Format | Description |
---|---|
full |
A full table. Very memory intensive. |
ecs |
A much smaller table using equivalent classes. |
compressed |
An even smaller table in most cases at some performance cost. |
Line Mode¶
Added in 0.4+.
This mode is mostly for interactive mode scanning where \n
immediately triggers the current longest pattern to be matched. It is
very similar to matching <<EOF>>
character where \n
must be
consumed in the current line.
Multi-line patterns will not work in this mode.
In this mode, the lexer will not block and read the character on the next line before fully processing the patterns on the existing line. Thus, it is perfectly suitable for interactive procesing.
There is a slight performance hit due to one extra comparison per character, but usually it is not an issue in interactive mode.
Trail Context¶
CookCC at present only handles either fixed head (e.g., abc/xyz
or
abc/x*z
) or tail (e.g., a.*b/xyz
) trail contexts.
CookCC Warnings¶
CookCC generates warnings in the following cases.
- patterns that cause backup,
- patterns that were never reached,
- states that have incomplete patterns, or
- having multi-line patterns in line mode.
Backup¶
This situation happens when a pattern proceeds to match a relatively long string without intermediate states that are acceptable.
You can take a look at a simple example that cause such a problem.
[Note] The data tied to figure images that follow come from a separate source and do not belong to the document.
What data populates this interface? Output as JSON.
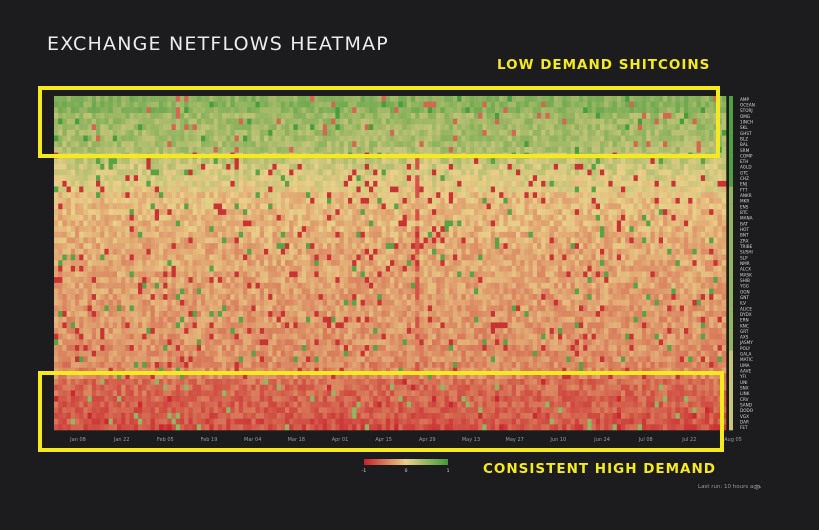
{
  "title": "EXCHANGE NETFLOWS HEATMAP",
  "annotations": {
    "top": "LOW DEMAND SHITCOINS",
    "bottom": "CONSISTENT HIGH DEMAND"
  },
  "footer": {
    "last_run": "Last run: 10 hours ago"
  },
  "colors": {
    "neg": "#c8202a",
    "mid": "#e9d089",
    "pos": "#3f9a3a",
    "highlight": "#f4ea1f",
    "background": "#1c1c1e"
  },
  "chart_data": {
    "type": "heatmap",
    "x_ticks": [
      "Jan 08",
      "Jan 22",
      "Feb 05",
      "Feb 19",
      "Mar 04",
      "Mar 18",
      "Apr 01",
      "Apr 15",
      "Apr 29",
      "May 13",
      "May 27",
      "Jun 10",
      "Jun 24",
      "Jul 08",
      "Jul 22",
      "Aug 05"
    ],
    "rows": [
      "AMP",
      "OCEAN",
      "STORJ",
      "OMG",
      "1INCH",
      "SKL",
      "GHST",
      "BLZ",
      "BAL",
      "SRM",
      "COMP",
      "ETH",
      "AGLD",
      "GTC",
      "CHZ",
      "ENJ",
      "FTT",
      "ANKR",
      "MKR",
      "ENS",
      "BTC",
      "MANA",
      "BAT",
      "HOT",
      "BNT",
      "ZRX",
      "TRIBE",
      "SUSHI",
      "SLP",
      "NMR",
      "ALCX",
      "MASK",
      "SHIB",
      "YGG",
      "OGN",
      "GNT",
      "ILV",
      "ALICE",
      "DYDX",
      "ERN",
      "KNC",
      "GRT",
      "AXS",
      "JASMY",
      "POLY",
      "GALA",
      "MATIC",
      "UMA",
      "AAVE",
      "YFI",
      "UNI",
      "SNX",
      "LINK",
      "CRV",
      "SAND",
      "DODO",
      "VGX",
      "DAR",
      "FET"
    ],
    "colorbar": {
      "min": -1,
      "mid": 0,
      "max": 1,
      "tick_labels": [
        "-1",
        "0",
        "1"
      ]
    }
  }
}
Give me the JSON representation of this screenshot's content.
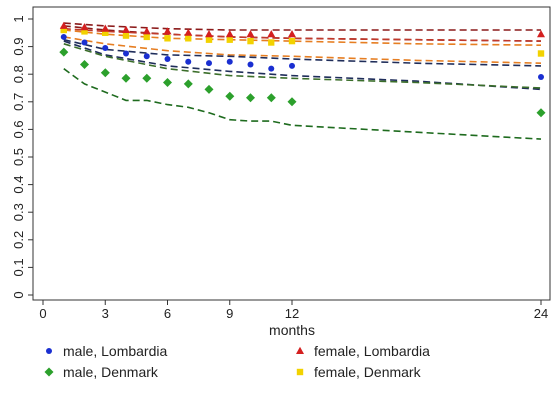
{
  "chart_data": {
    "type": "scatter",
    "title": "",
    "xlabel": "months",
    "ylabel": "",
    "xlim": [
      0,
      24
    ],
    "ylim": [
      0,
      1
    ],
    "xticks": [
      0,
      3,
      6,
      9,
      12,
      24
    ],
    "yticks": [
      0,
      0.1,
      0.2,
      0.3,
      0.4,
      0.5,
      0.6,
      0.7,
      0.8,
      0.9,
      1
    ],
    "grid": false,
    "legend_position": "bottom",
    "series": [
      {
        "name": "male, Lombardia",
        "marker": "circle",
        "color": "#1a2fd1",
        "points": [
          [
            1,
            0.935
          ],
          [
            2,
            0.915
          ],
          [
            3,
            0.895
          ],
          [
            4,
            0.875
          ],
          [
            5,
            0.865
          ],
          [
            6,
            0.855
          ],
          [
            7,
            0.845
          ],
          [
            8,
            0.84
          ],
          [
            9,
            0.845
          ],
          [
            10,
            0.835
          ],
          [
            11,
            0.82
          ],
          [
            12,
            0.83
          ],
          [
            24,
            0.79
          ]
        ]
      },
      {
        "name": "female, Lombardia",
        "marker": "triangle",
        "color": "#d42020",
        "points": [
          [
            1,
            0.975
          ],
          [
            2,
            0.97
          ],
          [
            3,
            0.965
          ],
          [
            4,
            0.96
          ],
          [
            5,
            0.955
          ],
          [
            6,
            0.955
          ],
          [
            7,
            0.95
          ],
          [
            8,
            0.945
          ],
          [
            9,
            0.945
          ],
          [
            10,
            0.945
          ],
          [
            11,
            0.945
          ],
          [
            12,
            0.945
          ],
          [
            24,
            0.945
          ]
        ]
      },
      {
        "name": "male, Denmark",
        "marker": "diamond",
        "color": "#2ca02c",
        "points": [
          [
            1,
            0.88
          ],
          [
            2,
            0.835
          ],
          [
            3,
            0.805
          ],
          [
            4,
            0.785
          ],
          [
            5,
            0.785
          ],
          [
            6,
            0.77
          ],
          [
            7,
            0.765
          ],
          [
            8,
            0.745
          ],
          [
            9,
            0.72
          ],
          [
            10,
            0.715
          ],
          [
            11,
            0.715
          ],
          [
            12,
            0.7
          ],
          [
            24,
            0.66
          ]
        ]
      },
      {
        "name": "female, Denmark",
        "marker": "square",
        "color": "#f2d200",
        "points": [
          [
            1,
            0.96
          ],
          [
            2,
            0.955
          ],
          [
            3,
            0.95
          ],
          [
            4,
            0.94
          ],
          [
            5,
            0.935
          ],
          [
            6,
            0.93
          ],
          [
            7,
            0.93
          ],
          [
            8,
            0.925
          ],
          [
            9,
            0.925
          ],
          [
            10,
            0.92
          ],
          [
            11,
            0.915
          ],
          [
            12,
            0.92
          ],
          [
            24,
            0.875
          ]
        ]
      }
    ],
    "curves": [
      {
        "color": "#8b1a1a",
        "points": [
          [
            1,
            0.985
          ],
          [
            3,
            0.975
          ],
          [
            6,
            0.965
          ],
          [
            9,
            0.96
          ],
          [
            12,
            0.96
          ],
          [
            18,
            0.96
          ],
          [
            24,
            0.96
          ]
        ]
      },
      {
        "color": "#8b1a1a",
        "points": [
          [
            1,
            0.975
          ],
          [
            3,
            0.96
          ],
          [
            6,
            0.945
          ],
          [
            9,
            0.935
          ],
          [
            12,
            0.93
          ],
          [
            18,
            0.925
          ],
          [
            24,
            0.92
          ]
        ]
      },
      {
        "color": "#c0392b",
        "points": [
          [
            1,
            0.965
          ],
          [
            3,
            0.955
          ],
          [
            6,
            0.945
          ],
          [
            9,
            0.935
          ],
          [
            12,
            0.93
          ],
          [
            18,
            0.925
          ],
          [
            24,
            0.92
          ]
        ]
      },
      {
        "color": "#e67e22",
        "points": [
          [
            1,
            0.96
          ],
          [
            3,
            0.945
          ],
          [
            6,
            0.93
          ],
          [
            9,
            0.925
          ],
          [
            12,
            0.92
          ],
          [
            18,
            0.91
          ],
          [
            24,
            0.905
          ]
        ]
      },
      {
        "color": "#e67e22",
        "points": [
          [
            1,
            0.935
          ],
          [
            3,
            0.91
          ],
          [
            6,
            0.885
          ],
          [
            9,
            0.87
          ],
          [
            12,
            0.865
          ],
          [
            18,
            0.85
          ],
          [
            24,
            0.84
          ]
        ]
      },
      {
        "color": "#1f2d5a",
        "points": [
          [
            1,
            0.925
          ],
          [
            3,
            0.89
          ],
          [
            6,
            0.87
          ],
          [
            9,
            0.865
          ],
          [
            12,
            0.855
          ],
          [
            18,
            0.84
          ],
          [
            24,
            0.83
          ]
        ]
      },
      {
        "color": "#1f2d5a",
        "points": [
          [
            1,
            0.92
          ],
          [
            3,
            0.87
          ],
          [
            6,
            0.83
          ],
          [
            9,
            0.81
          ],
          [
            12,
            0.795
          ],
          [
            18,
            0.775
          ],
          [
            24,
            0.745
          ]
        ]
      },
      {
        "color": "#3b6e2a",
        "points": [
          [
            1,
            0.91
          ],
          [
            3,
            0.865
          ],
          [
            6,
            0.82
          ],
          [
            9,
            0.795
          ],
          [
            12,
            0.785
          ],
          [
            18,
            0.77
          ],
          [
            24,
            0.75
          ]
        ]
      },
      {
        "color": "#1e6b1e",
        "points": [
          [
            1,
            0.82
          ],
          [
            2,
            0.765
          ],
          [
            3,
            0.735
          ],
          [
            4,
            0.705
          ],
          [
            5,
            0.705
          ],
          [
            6,
            0.69
          ],
          [
            7,
            0.68
          ],
          [
            8,
            0.66
          ],
          [
            9,
            0.635
          ],
          [
            10,
            0.63
          ],
          [
            11,
            0.63
          ],
          [
            12,
            0.615
          ],
          [
            18,
            0.59
          ],
          [
            24,
            0.565
          ]
        ]
      }
    ]
  }
}
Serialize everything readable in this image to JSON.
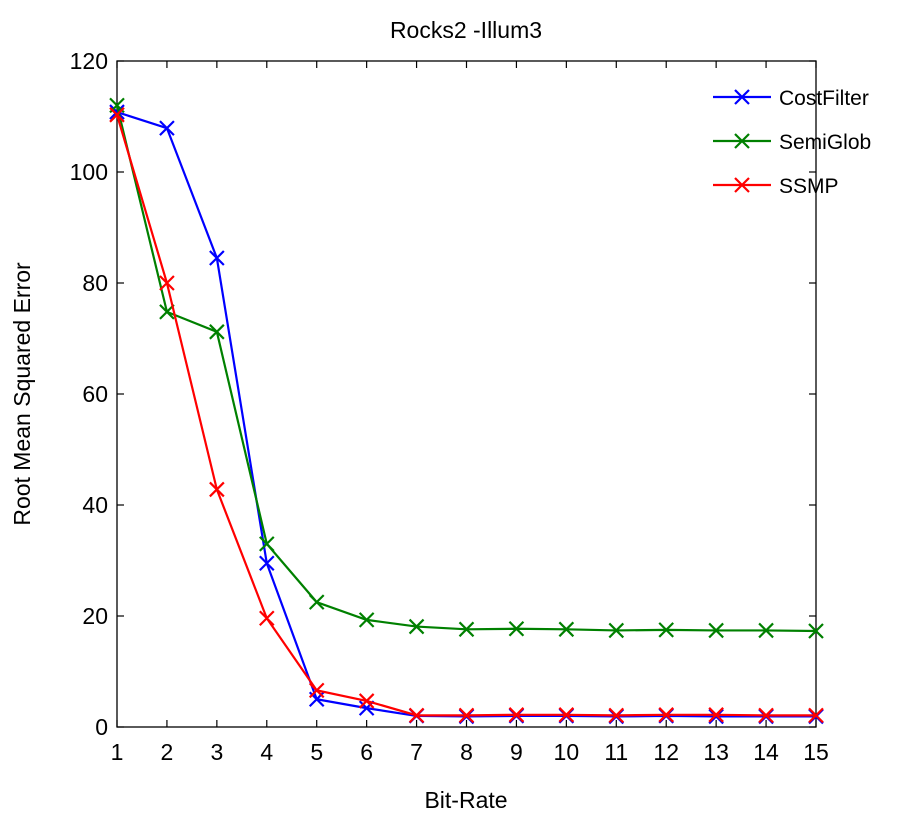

Backups can cause slight performance degradations, depending the target language. For Java, the difference is not so noticeable.
Incomplete States¶
This situation happens when patterns concerning part of the character sets have been specified. By default, CookCC internally add states that simply dumps the characters not matched by the user patterns to the standard output.
One way to avoid such warning is by adding a pattern .|\n
as the
last pattern for the state. This is in fact the way internally CookCC
does. However, it then runs into the potential problem of having
patterns that can never be matched.
CookCC also requires user to specify <<EOF>>
conditions for all
states, just in case of an unexpected end of file. For example, you are
probably not expecting an EOF when parsing a block comment. If not
specified, the default action is to exit from lexer with a value of 0.
Here are some examples that cause such a problem.
TODO List¶
The following features are yet to be implemented. These features are difficult to implement and I do not have any experiences using them, so they are quite low in the priority list.
Feature | Description |
---|---|
yyMore | Make the current string available for the next time. |
REJECT | Reject a token and go to the next available accept case. |
Variable trail context | Both the head and tail are variable length. |
Marked sub-expression | Perl-like matching that automatically extract sub-expressions as well. |
Some of them can be worked around by utilizing Java’s Pattern class to perform the secondary match.